Günün dikeni batardı satırlara ,
İskemleleri uyandırırdı deniz.
Gözlerimden çıkardın sokağa ,
Bir avuntu kadar hapistim, hapis.
Güneşi sekteye uğratmak ,
Adını unutmakla aynı his şimdi.
Hiç kımıldamadan duran çarsı kalabalağı.
Kanımda gıcır gıcır hançerler yüzdürüyor.

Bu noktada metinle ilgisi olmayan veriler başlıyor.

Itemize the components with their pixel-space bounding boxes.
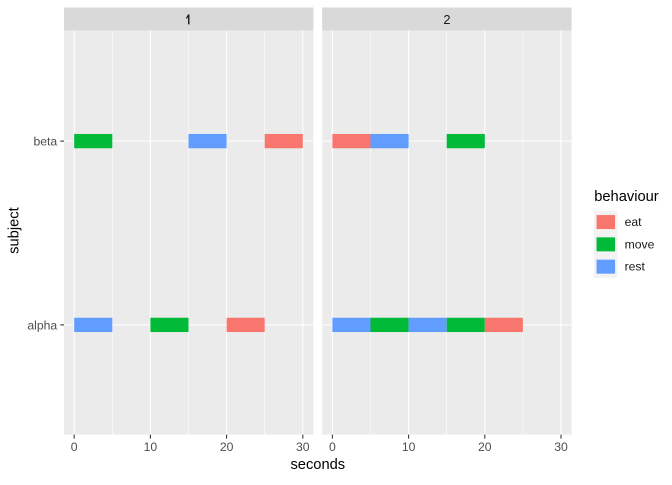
svg-text:30: 30 (554, 440, 568, 454)
svg-text:20: 20 (220, 440, 234, 454)
svg-text:0: 0 (329, 440, 336, 454)
svg-text:10: 10 (402, 440, 416, 454)
svg-text:behaviour: behaviour (594, 189, 659, 205)
svg-text:alpha: alpha (27, 319, 57, 333)
svg-text:move: move (625, 237, 655, 251)
svg-text:eat: eat (625, 215, 643, 229)
svg-text:20: 20 (478, 440, 492, 454)
svg-text:30: 30 (296, 440, 310, 454)
svg-text:2: 2 (443, 12, 450, 27)
svg-text:beta: beta (33, 135, 57, 149)
svg-text:subject: subject (6, 207, 22, 254)
svg-text:seconds: seconds (290, 457, 345, 473)
svg-text:10: 10 (144, 440, 158, 454)
svg-text:0: 0 (71, 440, 78, 454)
svg-text:rest: rest (625, 260, 646, 274)
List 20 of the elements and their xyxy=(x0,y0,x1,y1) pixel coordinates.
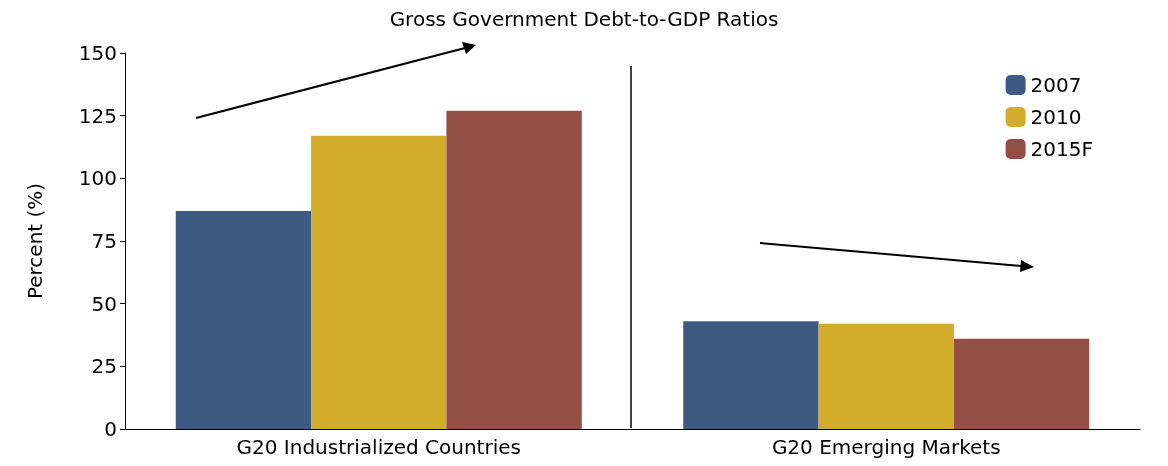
y-tick-label: 150 xyxy=(78,41,117,65)
x-tick-label: G20 Emerging Markets xyxy=(771,435,1001,459)
x-tick-label: G20 Industrialized Countries xyxy=(236,435,521,459)
y-axis-title: Percent (%) xyxy=(23,182,47,300)
bar xyxy=(175,210,312,429)
y-tick-label: 125 xyxy=(78,103,117,128)
y-tick-label: 75 xyxy=(91,229,117,253)
chart-title: Gross Government Debt-to-GDP Ratios xyxy=(389,7,779,31)
y-tick-label: 50 xyxy=(91,291,117,316)
y-tick-label: 100 xyxy=(78,166,117,191)
bar xyxy=(446,110,582,429)
legend-label: 2007 xyxy=(1030,73,1082,97)
legend-label: 2015F xyxy=(1030,137,1093,161)
bar xyxy=(683,321,819,429)
bar xyxy=(818,323,954,429)
y-tick-label: 0 xyxy=(104,417,117,441)
bar xyxy=(953,338,1090,429)
legend-label: 2010 xyxy=(1030,105,1082,129)
bar xyxy=(311,135,447,429)
y-tick-label: 25 xyxy=(91,354,117,379)
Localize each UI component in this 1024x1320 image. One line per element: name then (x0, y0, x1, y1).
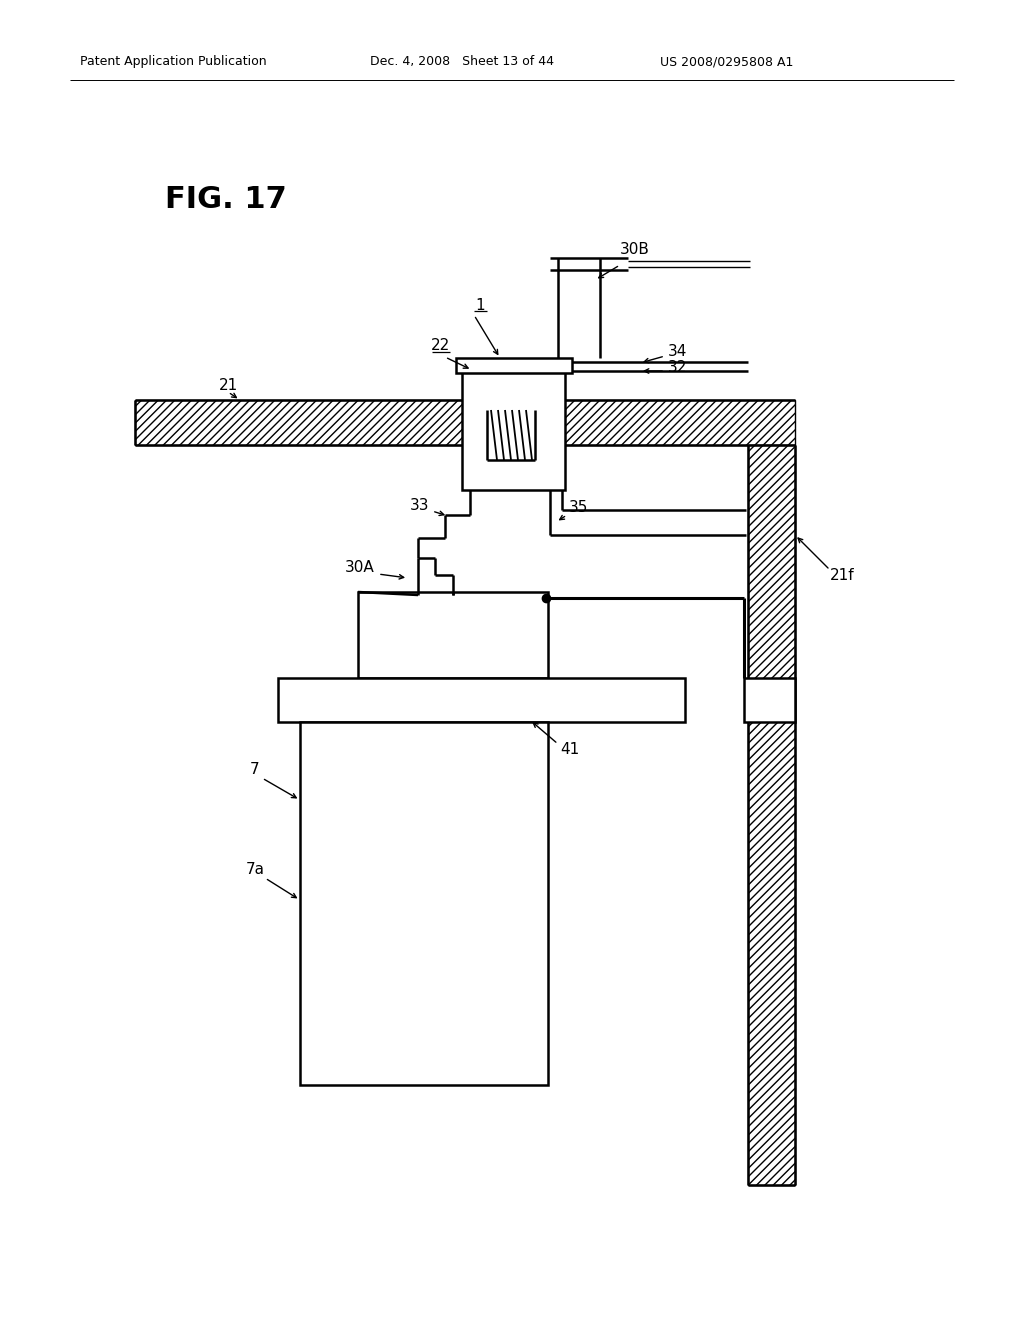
Text: 7: 7 (250, 763, 260, 777)
Bar (462, 370, 565, 490)
Text: Patent Application Publication: Patent Application Publication (80, 55, 266, 69)
Bar (300, 722, 548, 1085)
Bar (278, 678, 685, 722)
Text: FIG. 17: FIG. 17 (165, 186, 287, 214)
Bar (744, 678, 795, 722)
Text: US 2008/0295808 A1: US 2008/0295808 A1 (660, 55, 794, 69)
Text: 21: 21 (218, 378, 238, 392)
Text: 33: 33 (411, 498, 430, 512)
Text: 1: 1 (475, 297, 484, 313)
Text: 34: 34 (668, 345, 687, 359)
Text: Dec. 4, 2008   Sheet 13 of 44: Dec. 4, 2008 Sheet 13 of 44 (370, 55, 554, 69)
Text: 30B: 30B (621, 243, 650, 257)
Text: 41: 41 (560, 742, 580, 758)
Bar (135, 400, 795, 445)
Text: 30A: 30A (345, 561, 375, 576)
Text: 7a: 7a (246, 862, 264, 878)
Bar (748, 445, 795, 1185)
Text: 22: 22 (430, 338, 450, 354)
Text: 21f: 21f (830, 568, 855, 582)
Text: 35: 35 (568, 500, 588, 516)
Text: 32: 32 (668, 360, 687, 375)
Bar (456, 358, 572, 374)
Bar (358, 591, 548, 678)
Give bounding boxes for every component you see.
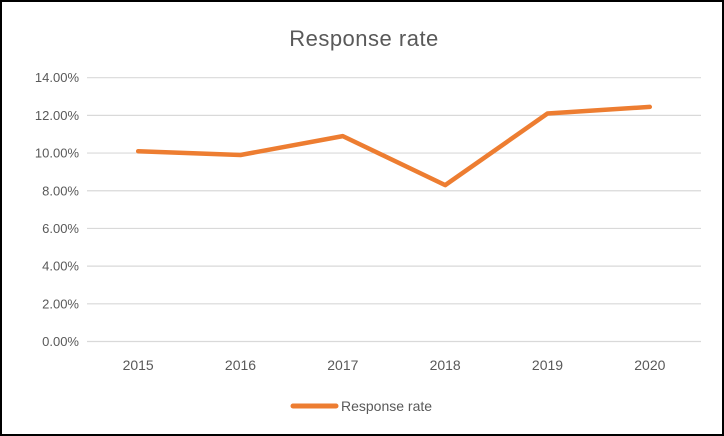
x-axis-tick-label: 2017	[327, 357, 358, 373]
legend: Response rate	[290, 398, 432, 414]
axis-labels-group: 0.00% 2.00% 4.00% 6.00% 8.00% 10.00% 12.00% 14.…	[35, 70, 666, 373]
y-axis-tick-label: 2.00%	[42, 296, 79, 311]
y-axis-tick-label: 10.00%	[35, 146, 80, 161]
legend-label: Response rate	[341, 398, 432, 414]
y-axis-tick-label: 8.00%	[42, 183, 79, 198]
x-axis-tick-label: 2015	[123, 357, 154, 373]
gridlines-group	[87, 77, 701, 343]
x-axis-tick-label: 2020	[634, 357, 665, 373]
series-group	[135, 104, 653, 188]
x-axis-tick-label: 2016	[225, 357, 256, 373]
x-axis-tick-label: 2019	[532, 357, 563, 373]
y-axis-tick-label: 6.00%	[42, 221, 79, 236]
y-axis-tick-label: 14.00%	[35, 70, 80, 85]
y-axis-tick-label: 4.00%	[42, 259, 79, 274]
y-axis-tick-label: 12.00%	[35, 108, 80, 123]
y-axis-tick-label: 0.00%	[42, 334, 79, 349]
response-rate-line	[135, 104, 653, 188]
chart-title: Response rate	[289, 26, 439, 51]
x-axis-tick-label: 2018	[430, 357, 461, 373]
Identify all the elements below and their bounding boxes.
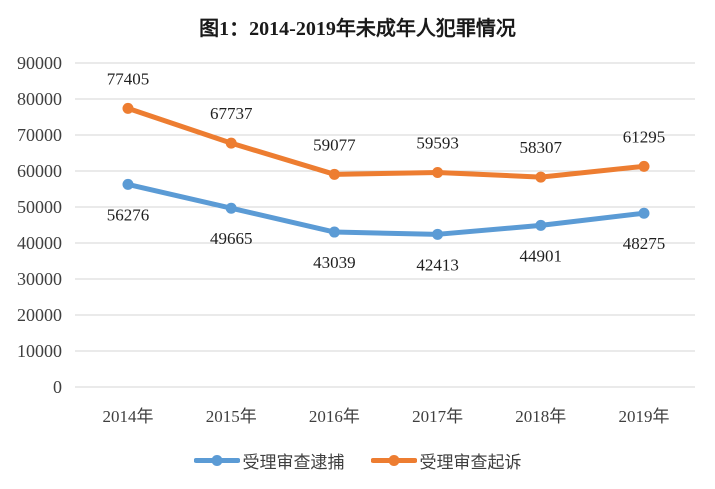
x-axis-label: 2018年 bbox=[515, 407, 566, 426]
data-label: 56276 bbox=[107, 205, 150, 224]
y-axis-tick-label: 70000 bbox=[17, 125, 62, 145]
data-label: 58307 bbox=[520, 138, 563, 157]
data-label: 42413 bbox=[416, 255, 459, 274]
y-axis-tick-label: 50000 bbox=[17, 197, 62, 217]
chart-legend: 受理审查逮捕 受理审查起诉 bbox=[0, 448, 715, 473]
y-axis-tick-label: 60000 bbox=[17, 161, 62, 181]
data-label: 61295 bbox=[623, 127, 666, 146]
x-axis-label: 2017年 bbox=[412, 407, 463, 426]
data-point-marker bbox=[432, 228, 444, 240]
y-axis-tick-label: 40000 bbox=[17, 233, 62, 253]
y-axis-tick-label: 0 bbox=[53, 377, 62, 397]
series-line-0 bbox=[125, 181, 647, 237]
data-point-marker bbox=[535, 219, 547, 231]
legend-label-prosecution-review: 受理审查起诉 bbox=[419, 453, 522, 472]
x-axis-label: 2016年 bbox=[309, 407, 360, 426]
y-axis-tick-label: 20000 bbox=[17, 305, 62, 325]
data-label: 43039 bbox=[313, 253, 356, 272]
data-point-marker bbox=[122, 178, 134, 190]
data-label: 77405 bbox=[107, 69, 150, 88]
y-axis-tick-label: 90000 bbox=[17, 53, 62, 73]
data-point-marker bbox=[328, 226, 340, 238]
x-axis-label: 2015年 bbox=[206, 407, 257, 426]
legend-line-marker-orange bbox=[370, 455, 417, 466]
data-label: 67737 bbox=[210, 104, 253, 123]
chart-title: 图1：2014-2019年未成年人犯罪情况 bbox=[199, 18, 516, 40]
legend-item-prosecution-review: 受理审查起诉 bbox=[370, 448, 522, 473]
data-point-marker bbox=[122, 102, 134, 114]
data-point-marker bbox=[638, 160, 650, 172]
data-point-marker bbox=[432, 166, 444, 178]
x-axis-label: 2014年 bbox=[103, 407, 154, 426]
data-point-marker bbox=[225, 137, 237, 149]
legend-line-marker-blue bbox=[193, 455, 240, 466]
data-point-marker bbox=[328, 168, 340, 180]
data-label: 49665 bbox=[210, 229, 253, 248]
y-axis-tick-label: 10000 bbox=[17, 341, 62, 361]
data-point-marker bbox=[638, 207, 650, 219]
data-point-marker bbox=[535, 171, 547, 183]
series-line-1 bbox=[125, 105, 647, 180]
data-point-marker bbox=[225, 202, 237, 214]
legend-item-arrest-review: 受理审查逮捕 bbox=[193, 448, 345, 473]
y-axis-tick-label: 30000 bbox=[17, 269, 62, 289]
data-label: 59077 bbox=[313, 135, 356, 154]
data-label: 59593 bbox=[416, 133, 459, 152]
data-label: 48275 bbox=[623, 234, 666, 253]
legend-label-arrest-review: 受理审查逮捕 bbox=[242, 453, 345, 472]
data-label: 44901 bbox=[520, 246, 563, 265]
x-axis-label: 2019年 bbox=[619, 407, 670, 426]
y-axis-tick-label: 80000 bbox=[17, 89, 62, 109]
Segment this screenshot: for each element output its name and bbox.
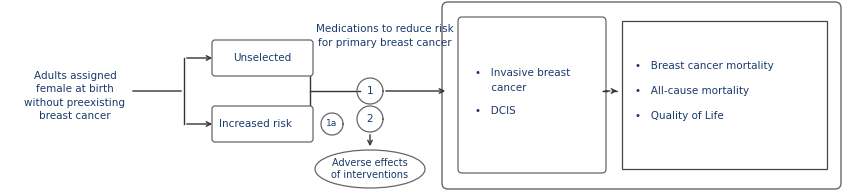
Text: •   Breast cancer mortality: • Breast cancer mortality xyxy=(635,61,774,71)
Text: 2: 2 xyxy=(366,114,373,124)
FancyBboxPatch shape xyxy=(212,106,313,142)
Text: Medications to reduce risk
for primary breast cancer: Medications to reduce risk for primary b… xyxy=(316,24,454,48)
Text: 1: 1 xyxy=(366,86,373,96)
Text: Unselected: Unselected xyxy=(233,53,291,63)
Text: 1a: 1a xyxy=(326,120,337,129)
Text: Increased risk: Increased risk xyxy=(219,119,292,129)
Text: Adults assigned
female at birth
without preexisting
breast cancer: Adults assigned female at birth without … xyxy=(25,71,126,121)
FancyBboxPatch shape xyxy=(622,21,827,169)
FancyBboxPatch shape xyxy=(442,2,841,189)
Text: •   Invasive breast: • Invasive breast xyxy=(475,68,570,78)
Text: •   DCIS: • DCIS xyxy=(475,106,516,116)
Text: •   Quality of Life: • Quality of Life xyxy=(635,111,723,121)
Text: cancer: cancer xyxy=(475,83,526,93)
FancyBboxPatch shape xyxy=(458,17,606,173)
Text: •   All-cause mortality: • All-cause mortality xyxy=(635,86,749,96)
FancyBboxPatch shape xyxy=(212,40,313,76)
Text: Adverse effects
of interventions: Adverse effects of interventions xyxy=(332,158,409,180)
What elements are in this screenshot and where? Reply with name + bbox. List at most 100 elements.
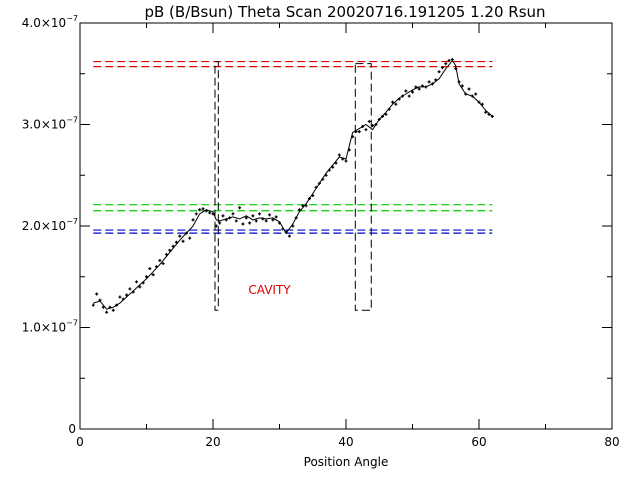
- y-tick-label: 1.0×10−7: [22, 319, 78, 335]
- data-point: [344, 159, 348, 163]
- data-point: [467, 87, 471, 91]
- data-point: [168, 248, 172, 252]
- data-point: [121, 297, 125, 301]
- x-tick-label: 20: [205, 435, 220, 449]
- data-point: [204, 209, 208, 213]
- data-point: [171, 244, 175, 248]
- data-point: [404, 89, 408, 93]
- data-point: [188, 236, 192, 240]
- data-point: [307, 197, 311, 201]
- data-point: [381, 114, 385, 118]
- data-point: [427, 80, 431, 84]
- data-point: [407, 94, 411, 98]
- data-point: [181, 239, 185, 243]
- data-point: [184, 231, 188, 235]
- data-point: [154, 265, 158, 269]
- data-point: [434, 78, 438, 82]
- data-point: [474, 92, 478, 96]
- data-point: [417, 87, 421, 91]
- data-point: [231, 212, 235, 216]
- data-point: [91, 303, 95, 307]
- data-point: [164, 252, 168, 256]
- data-point: [321, 177, 325, 181]
- data-point: [105, 310, 109, 314]
- data-series: [91, 58, 494, 314]
- data-point: [174, 240, 178, 244]
- data-point: [278, 221, 281, 225]
- data-point: [364, 128, 368, 132]
- data-point: [484, 110, 488, 114]
- cavity-box-1: [354, 63, 372, 311]
- data-point: [444, 62, 448, 66]
- data-point: [131, 290, 135, 294]
- data-point: [271, 218, 275, 222]
- data-point: [281, 227, 285, 231]
- data-point: [221, 214, 225, 218]
- data-point: [297, 208, 301, 212]
- y-tick-label: 4.0×10−7: [22, 14, 78, 30]
- data-point: [374, 123, 378, 126]
- data-point: [248, 221, 252, 225]
- data-point: [354, 130, 358, 134]
- data-point: [101, 305, 105, 309]
- x-tick-label: 40: [338, 435, 353, 449]
- data-point: [178, 234, 182, 238]
- data-point: [301, 204, 305, 208]
- data-point: [454, 67, 458, 71]
- data-point: [95, 292, 99, 296]
- data-point: [430, 82, 434, 86]
- data-point: [145, 275, 148, 279]
- data-point: [304, 204, 308, 208]
- data-point: [397, 97, 401, 101]
- x-tick-label: 80: [604, 435, 619, 449]
- data-point: [191, 218, 195, 222]
- chart-title: pB (B/Bsun) Theta Scan 20020716.191205 1…: [144, 3, 545, 21]
- data-point: [135, 280, 139, 284]
- data-point: [264, 219, 268, 223]
- data-point: [480, 102, 484, 106]
- data-point: [437, 70, 441, 74]
- data-point: [201, 207, 205, 211]
- data-point: [234, 219, 238, 223]
- data-point: [128, 287, 132, 291]
- data-point: [224, 218, 228, 222]
- data-point: [361, 125, 365, 129]
- data-point: [125, 293, 129, 297]
- data-point: [108, 305, 112, 309]
- cavity-label: CAVITY: [248, 283, 291, 297]
- series-line: [93, 59, 493, 310]
- data-point: [284, 230, 288, 234]
- data-point: [477, 100, 481, 104]
- data-point: [115, 303, 119, 307]
- data-point: [287, 234, 291, 238]
- axis-ticks: 0 20 40 60 80 0 1.0×10−7 2.0×10−7 3.0×10−7 4.0×10…: [22, 14, 620, 449]
- data-point: [420, 84, 424, 88]
- x-tick-label: 0: [76, 435, 84, 449]
- data-point: [314, 185, 318, 189]
- reference-lines: [93, 60, 493, 234]
- data-point: [384, 112, 388, 116]
- data-point: [460, 84, 464, 88]
- data-point: [424, 85, 428, 89]
- data-point: [347, 148, 351, 152]
- data-point: [387, 107, 391, 111]
- data-point: [138, 285, 142, 289]
- data-point: [291, 224, 295, 228]
- data-point: [327, 168, 331, 172]
- data-point: [228, 216, 232, 220]
- data-point: [357, 130, 361, 134]
- data-point: [98, 298, 102, 302]
- cavity-box-0: [214, 61, 219, 311]
- data-point: [351, 135, 355, 139]
- data-point: [148, 267, 152, 271]
- data-point: [208, 211, 212, 215]
- data-point: [317, 181, 321, 185]
- data-point: [261, 217, 265, 221]
- data-point: [341, 157, 345, 161]
- y-tick-label: 3.0×10−7: [22, 116, 78, 132]
- data-point: [238, 206, 242, 210]
- data-point: [251, 214, 255, 218]
- data-point: [470, 94, 474, 98]
- data-point: [331, 165, 335, 169]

Sen içimdeki uzak dağı tara.
Kaburgalarımdan ilham al ,
Harlı bir rüzgar zıtlığı.
İçime damlayan katrana yol olur buralarda..
Gözlerin ,
Dağınık, kara ve ıslak kömürler.
Bardağındaki su lekesi ,
Dudaklarımı zehirler.
Gitmek ne pahalı adım.
Düşürüp bir şeyleri ,
Düşünmek kadar.
Dünya beni koynundan atana kadar seveceğim kadın.
Kalbini öpemeyenlerin sabrı bendendir.
Zaten her defasında ,
daha uzağına düşüyoruz sevginin.
Azar azar kopuyorum yokluğuna.
Artık kıvranıp duran şeyin adı yalnızlık değildir.